Here's something else that was recently shared in that group, a video of a group restoring an IBM 1401 and some of the software that ran on it. (You may have to wait for a Grammarly or other (dispargement deleted) ad to see the video.) So they run the old compiler to compile and run an old example program to multiply and invert a large matrix of floating-point numbers. That sample program is not the real goal. The real goal is the technology they used to restore the hardware and software. Some of it uses standard solutions, some of it uses custom stuff built with modern parts, some uses new product of old designs that can still be found via the internet.

These things allow legacy systems that we don't know how to replace to continue to run. They help prevent hospitals and schools from suddenly going dark while the bean-counters aren't willing to wait for organic solutions to be put together.

It's very much useful.

But the IBM 1401 restoration is not nearly as useful as the other stuff these groups are doing, in my opinion.

(Again, look around this blog for bits and pieces of what I'm talking about. But I haven't had time to put the half of it up. One of the pieces I haven't been able to talk much about is real-time OSses. Some of the old real-time OSses still exist, just barely, with significant help from these groups.)

These groups are incubating ways to pursue the branches of tech that have been buried and left behind by the excessive competition of the marketplace and the industry of the last forty or so years.

Why aren't the industry leaders doing anything to fix this situation?

You've heard the old saying

Money is like manure. It's meant to be spread around, to help more little green things grow.

(Green being something of a pun on the color of US current tender.)

Many of the market leaders understand that.

(Pardon me for a momentary lapse of control, but I'm going to rant for a few paragraphs.)

A very few at the top, mostly those who have control of the accounting divisions, understand it differently.

Money is like pus. It tends to collect where the wounds in society are.

This is one reason we should not trust people who amass personal worth too much in excess of what it would require to retire at whatever age they are.

One million USD would be enough for a healthy forty-year old to retire reasonably comfortably right now, more than enough for a healthy sixty-year old.
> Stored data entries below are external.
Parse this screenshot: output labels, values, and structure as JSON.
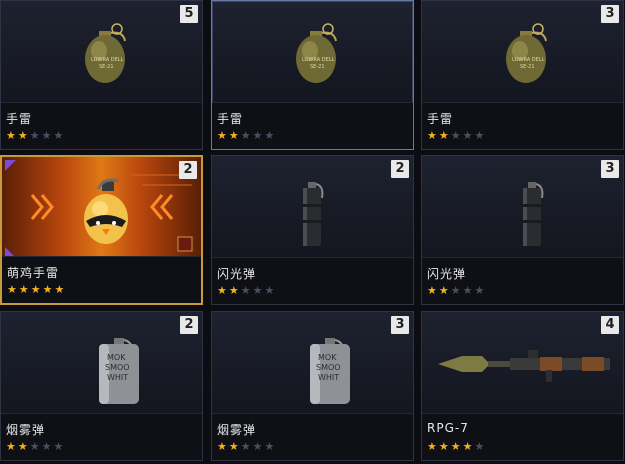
{
  "items": [
    {
      "name": "手雷",
      "stars": 2,
      "count": "5",
      "kind": "grenade"
    },
    {
      "name": "手雷",
      "stars": 2,
      "count": "",
      "kind": "grenade"
    },
    {
      "name": "手雷",
      "stars": 2,
      "count": "3",
      "kind": "grenade"
    },
    {
      "name": "萌鸡手雷",
      "stars": 5,
      "count": "2",
      "kind": "chick-grenade"
    },
    {
      "name": "闪光弹",
      "stars": 2,
      "count": "2",
      "kind": "flashbang"
    },
    {
      "name": "闪光弹",
      "stars": 2,
      "count": "3",
      "kind": "flashbang"
    },
    {
      "name": "烟雾弹",
      "stars": 2,
      "count": "2",
      "kind": "smoke"
    },
    {
      "name": "烟雾弹",
      "stars": 2,
      "count": "3",
      "kind": "smoke"
    },
    {
      "name": "RPG-7",
      "stars": 4,
      "count": "4",
      "kind": "rpg"
    }
  ],
  "grenade_text": [
    "LOWRA DELL",
    "SE-21"
  ],
  "smoke_text": [
    "MOK",
    "SMOO",
    "WHIT"
  ],
  "max_stars": 5,
  "colors": {
    "star_on": "#f2b31a",
    "star_off": "#4b5060",
    "gold_border": "#c79a3a"
  }
}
I'm willing to stretch that a bit for active entrepeneurs, because they need to be able to make business decisions unhindered by the bean counters.

But I'm not going to place very much trust in anyone who has more than ten million in personal worth and is still trying to beat the competion. (... Implicitly, still trying to force his or her world-view on the market with the power such money can give.)

Well, I'm bucking the trends here.

But we need to go back to old CPUs, old systems, old toys that were really much more than toys, and find what we've lost.